23. A method as defined in claim 22, wherein said base fabric is knitted from a yarn made of a synthetic fiber.

24. A method as defined in claim 23, wherein said yarn is made of polyester, acrylic, polypropylene, aramid, spandex, or a blend of any of the aforementioned.

25. A method as defined in claim 22, wherein said yarn has a denier of between seventy-five and four hundred fifty.

26. A method as defined in claim 22, wherein said tufts of fibers are made of natural or synthetic fibers, or a blend of natural and synthetic fibers.

27. A method as defined in claim 26, wherein said tufts of fibers are made of wool, polyester, acrylic, nylon, modacrylic, rayon, polypropylene, aramid, or a blend of any of the aforementioned.

28. A method as defined in claim 22, wherein said tufts of fibers are between approximately three-eighths of an inch and approximately four inches in length.

29. A method as defined in claim 22, wherein the number of wales in said tubular configuration base fabric is between approximately forty and approximately one hundred.

30. A method as defined in claim 29, wherein the number of wales in said tubular configuration base fabric is approximately fifty-six.

31. A method as defined in claim 22, wherein said tubular configuration base fabric has an inner diameter of approximately five inches or less.

32. A method as defined in claim 31, wherein said tubular configuration base fabric has an inner diameter that is approximately the same size as the outer diameter of a paint roller cover core.

33. A method as defined in claim 32, wherein said tubular configuration base fabric has an inner diameter of approximately one and one-half inches.

34. A method as defined in claim 22, wherein said tubular configuration base fabric is manufactured in an extended length that is substantially longer than the length of a paint roller.

35. A silver knit pile fabric suitable for use on paint roller covers that is manufactured according to the method as defined in claim 22.

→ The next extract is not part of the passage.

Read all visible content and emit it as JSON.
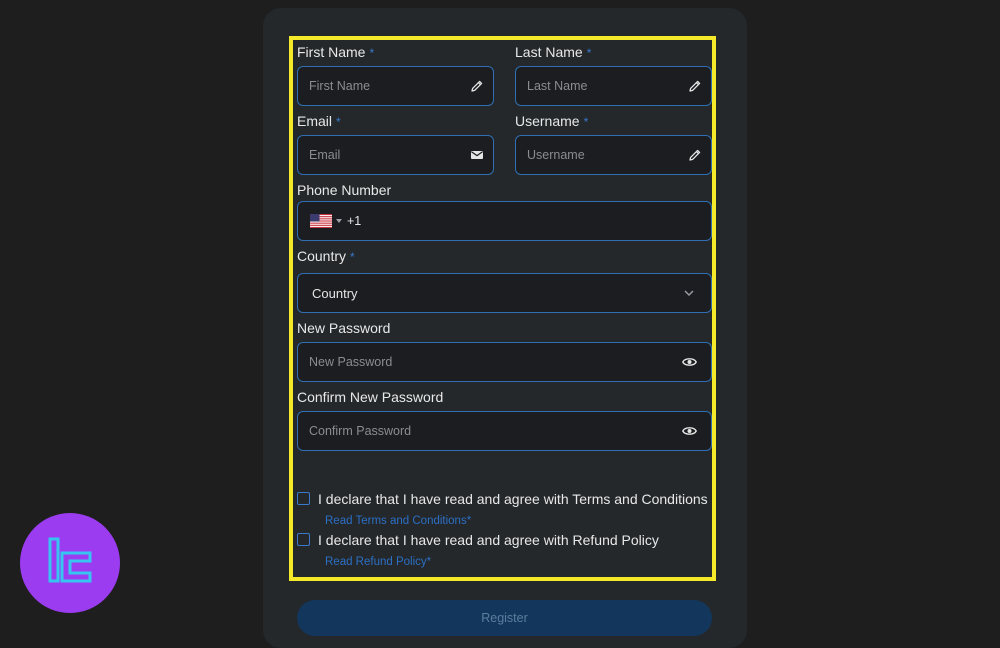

36. A silver knit pile fabric suitable for use on paint roller covers, said silver knit pile fabric comprising:

a knitted base fabric having a tubular configuration defining an outside and an inside, said base fabric having a predetermined number of wales located adjacent each other and arranged around the circumference of said base fabric, said base fabric having successive courses each of which is knit after a preceding course, said base fabric comprising a plurality of loops, wherein each loop in any particular wale is knitted through a loop in the preceding course in said particular wale from the outside to the inside of said tubular configuration of said base fabric; and

a plurality of tufts of fibers, each of said tufts of fibers having opposite ends with a loop portion located therebetween, said loop portion of each of said plurality of tufts being knitted together with a loop of said base fabric into said base fabric, said opposite ends of said plurality of tufts of fibers extending outwardly from said base fabric and forming the pile of said silver knit fabric;

wherein said kintted base fabric is of an extended length that is sufficiently long to effectively preclude its inversion.